Dari tiga puluh lebih buku dan sejumlah banyak esainya (sebagian besar karyanya itu tetap dicetak setelah kematiannya), karyanya yang paling dikenal adalah "The Chronicles of Narnia", "Mere Christianity", dan "The Screwtape Letters". Seri "The Chronicles of Narnia" sangat populer dan telah diadaptasi ke beberapa drama, sandiwara radio, dan film bioskop. Baru-baru ini, majalah "Time" mencatat buku pertama dalam seri itu, "The Lion, The Witch, and the Wardrobe", sebagai salah satu dari 100 novel terbaik berbahasa Inggris yang ditulis antara 1923 dan 2005. Karya Lewis telah diterjemahkan ke lebih dari tiga puluh bahasa dan telah terjual jutaan kopi di seluruh dunia.

Siapakah C.S. Lewis?

C.S. Lewis lahir pada 29 November 1898 di Belfast, Irlandia Utara. Saudara kandung satu-satunya adalah kakaknya, Warren Hamilton Lewis (1895-1973), yang selalu akrab dengannya di sepanjang hidupnya. Ibunya meninggal akibat kanker ketika Lewis berumur 9 tahun.

Setelah menerima beasiswa ke University College, Oxford University di Inggris pada 1916, Lewis segera menunda kuliahnya pada tahun 1917 untuk masuk Angkatan Darat Inggris selama Perang Dunia I. Karena terluka saat Pertempuran Arras, dia dibebastugaskan pada akhir 1919.

Segera sesudah itu, Lewis melanjutkan kuliahnya di Oxford, lalu dia menjadi Anggota dan Pengajar Sastra Inggris di Magdalen College, Oxford. Dia melayani di sana dari 1925 sampai dengan 1954, ketika dia ditunjuk sebagai Ketua Jurusan Sastra Abad Pertengahan dan Renaisans di Magdalene College, Cambridge.

Pada 1930, Lewis dan kakaknya, Warren, pindah ke daerah yang menjadi rumah abadinya, "The Kilns", yang terletak tepat di luar Oxford.

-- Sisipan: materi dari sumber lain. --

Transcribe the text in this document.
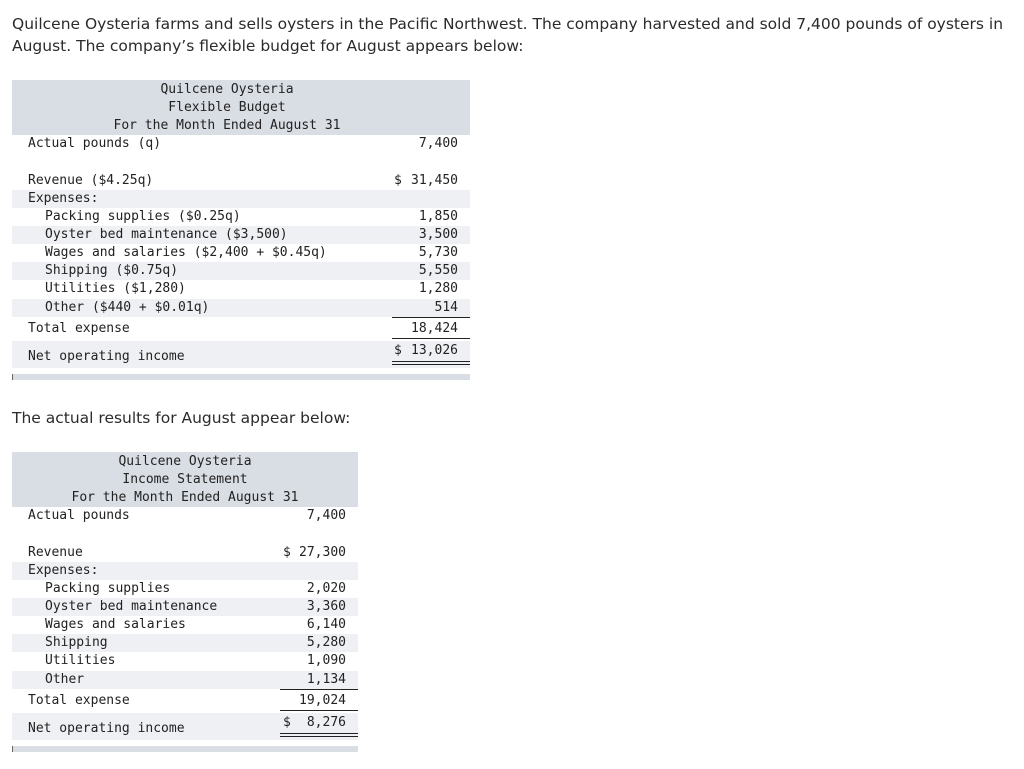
Quilcene Oysteria farms and sells oysters in the Pacific Northwest. The company harvested and sold 7,400 pounds of oysters in August. The company’s flexible budget for August appears below:
Quilcene Oysteria
Flexible Budget
For the Month Ended August 31
Actual pounds (q)	7,400
Revenue ($4.25q)	$ 31,450
Expenses:
Packing supplies ($0.25q)	1,850
Oyster bed maintenance ($3,500)	3,500
Wages and salaries ($2,400 + $0.45q)	5,730
Shipping ($0.75q)	5,550
Utilities ($1,280)	1,280
Other ($440 + $0.01q)	514
Total expense	18,424
Net operating income	$ 13,026
The actual results for August appear below:
Quilcene Oysteria
Income Statement
For the Month Ended August 31
Actual pounds	7,400
Revenue	$ 27,300
Expenses:
Packing supplies	2,020
Oyster bed maintenance	3,360
Wages and salaries	6,140
Shipping	5,280
Utilities	1,090
Other	1,134
Total expense	19,024
Net operating income	$	8,276
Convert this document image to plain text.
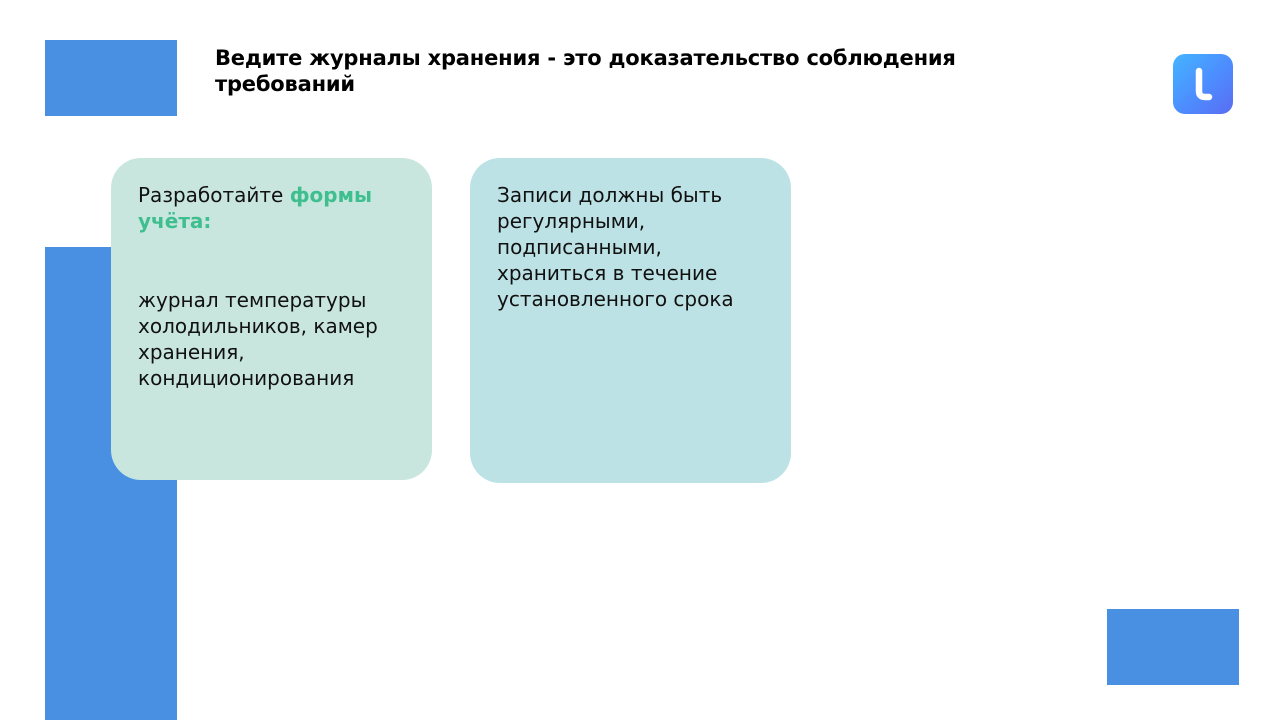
Ведите журналы хранения - это доказательство соблюдения требований

Разработайте формы учёта:

журнал температуры холодильников, камер хранения, кондиционирования

Записи должны быть регулярными, подписанными, храниться в течение установленного срока
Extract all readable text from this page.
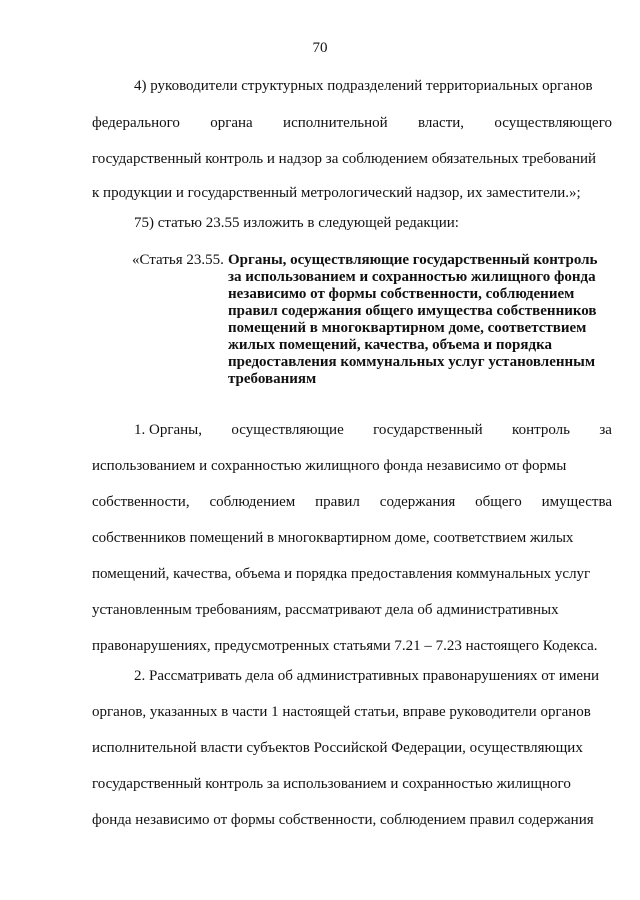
70
4) руководители структурных подразделений территориальных органов
федерального органа исполнительной власти, осуществляющего
государственный контроль и надзор за соблюдением обязательных требований
к продукции и государственный метрологический надзор, их заместители.»;
75) статью 23.55 изложить в следующей редакции:
«Статья 23.55. Органы, осуществляющие государственный контроль
за использованием и сохранностью жилищного фонда
независимо от формы собственности, соблюдением
правил содержания общего имущества собственников
помещений в многоквартирном доме, соответствием
жилых помещений, качества, объема и порядка
предоставления коммунальных услуг установленным
требованиям
1. Органы, осуществляющие государственный контроль за
использованием и сохранностью жилищного фонда независимо от формы
собственности, соблюдением правил содержания общего имущества
собственников помещений в многоквартирном доме, соответствием жилых
помещений, качества, объема и порядка предоставления коммунальных услуг
установленным требованиям, рассматривают дела об административных
правонарушениях, предусмотренных статьями 7.21 – 7.23 настоящего Кодекса.
2. Рассматривать дела об административных правонарушениях от имени
органов, указанных в части 1 настоящей статьи, вправе руководители органов
исполнительной власти субъектов Российской Федерации, осуществляющих
государственный контроль за использованием и сохранностью жилищного
фонда независимо от формы собственности, соблюдением правил содержания
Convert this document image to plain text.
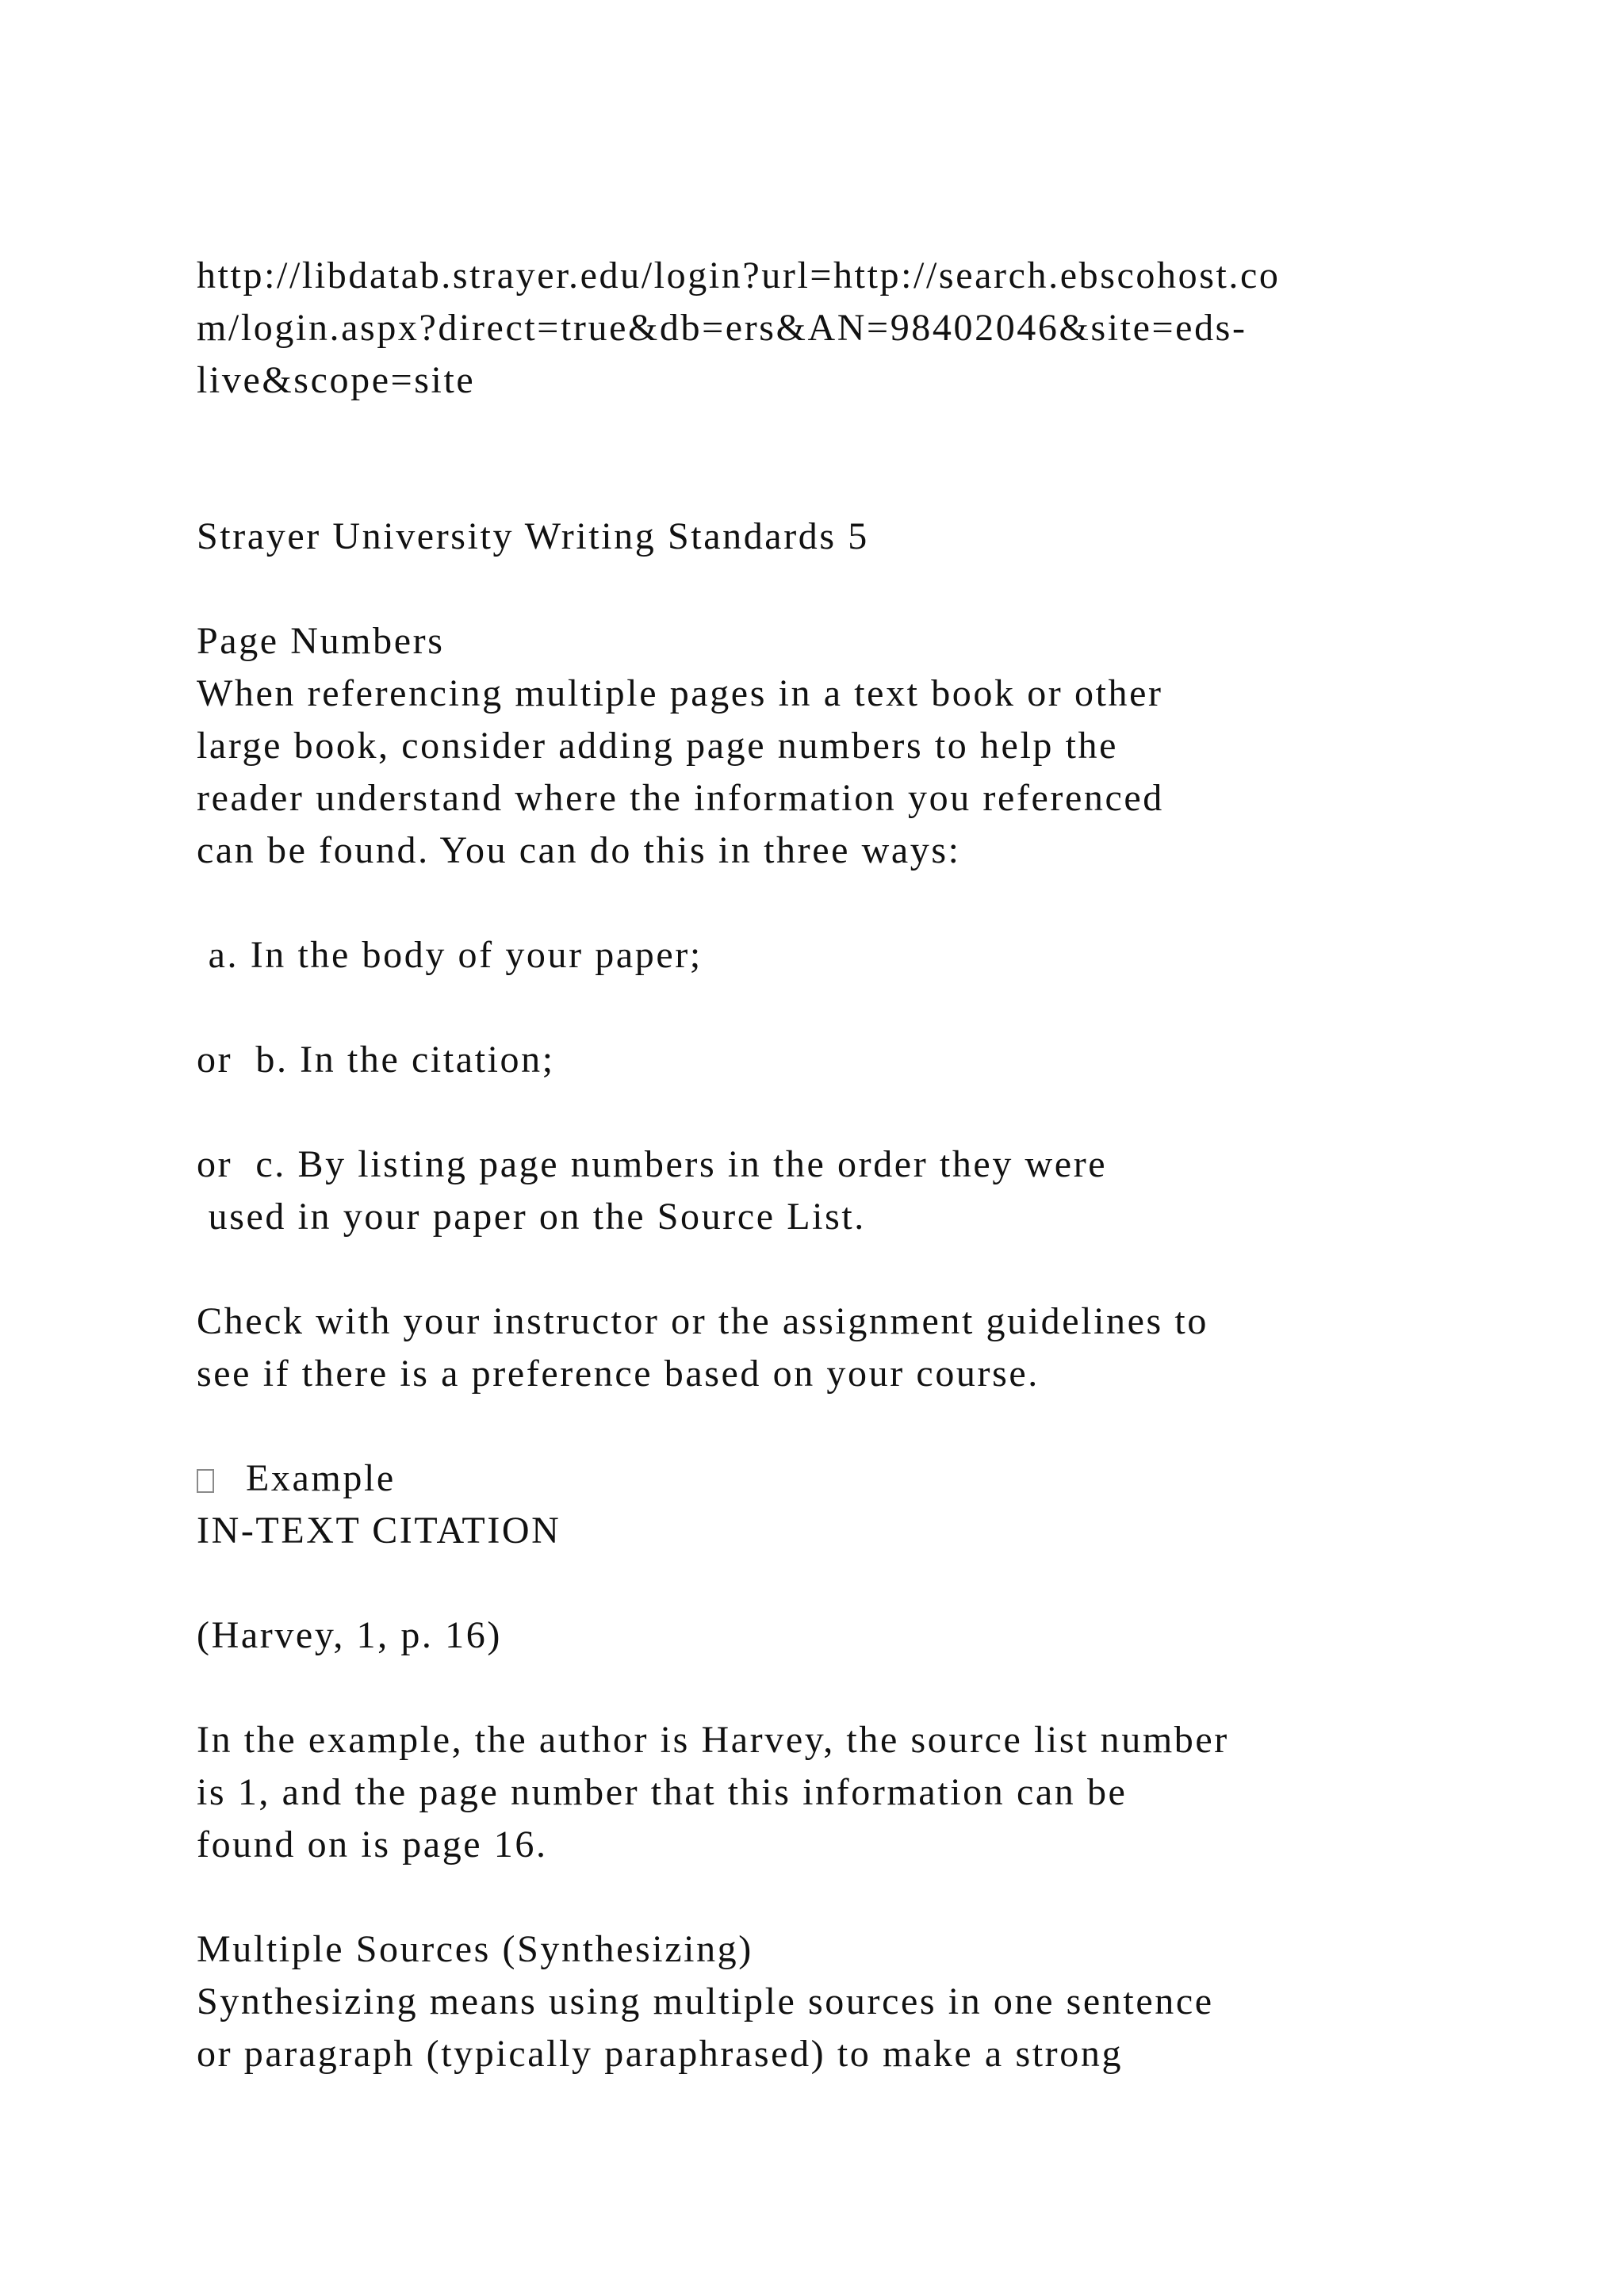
http://libdatab.strayer.edu/login?url=http://search.ebscohost.co

m/login.aspx?direct=true&db=ers&AN=98402046&site=eds-

live&scope=site

Strayer University Writing Standards 5

Page Numbers

When referencing multiple pages in a text book or other

large book, consider adding page numbers to help the

reader understand where the information you referenced

can be found. You can do this in three ways:

a. In the body of your paper;

or  b. In the citation;

or  c. By listing page numbers in the order they were

used in your paper on the Source List.

Check with your instructor or the assignment guidelines to

see if there is a preference based on your course.

Example

IN-TEXT CITATION

(Harvey, 1, p. 16)

In the example, the author is Harvey, the source list number

is 1, and the page number that this information can be

found on is page 16.

Multiple Sources (Synthesizing)

Synthesizing means using multiple sources in one sentence

or paragraph (typically paraphrased) to make a strong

Pada 1931, karena terpengaruh oleh persahabatannya yang erat dengan J.R.R. Tolkien dan tulisan-tulisan G.K. Chesterton, Lewis bertobat menjadi orang Kristen dan menjadi anggota Church of England. Pertobatannya mengubah karya dan tulisan-tulisannya. Selama Perang Dunia II, siaran radionya di BBC tentang kekristenan menjelaskan iman kepada ribuan orang dan akhirnya memberi Lewis pengakuan internasional. Dia dikenal luas sebagai salah satu penulis Kristen paling berpengaruh pada abad ke-20.

Selama di Oxford, Lewis, Tolkien, dan sekelompok kecil teman penulisnya sering bertemu untuk menceritakan perkembangan karya kreatif mereka. Anggota-anggota dari kelompok penulis yang sekarang terkenal ini, "Inklings", telah menghasilkan beberapa karya fiksi dan prosa yang sangat disukai pada abad ke-20.

Pada masa tuanya, pada tahun 1956, Lewis menikahi Joy Davidman Gresham, seorang penulis Amerika. Setelah empat tahun berjuang melawan kanker tulang, istrinya meninggal pada 1960. Sesudah peristiwa itu, Lewis terus merawat kedua putra mereka, Douglas dan David Gresham. Dalam bukunya, "A Grief Observed", Lewis mengungkapkan penderitaan mendalam atas kematian istrinya. Buku ini, yang kemudian mengilhami drama panggung dan film bioskop peraih penghargaan, "Shadowlands", telah menjadi sumber penghiburan bagi banyak orang yang mengalami kesedihan.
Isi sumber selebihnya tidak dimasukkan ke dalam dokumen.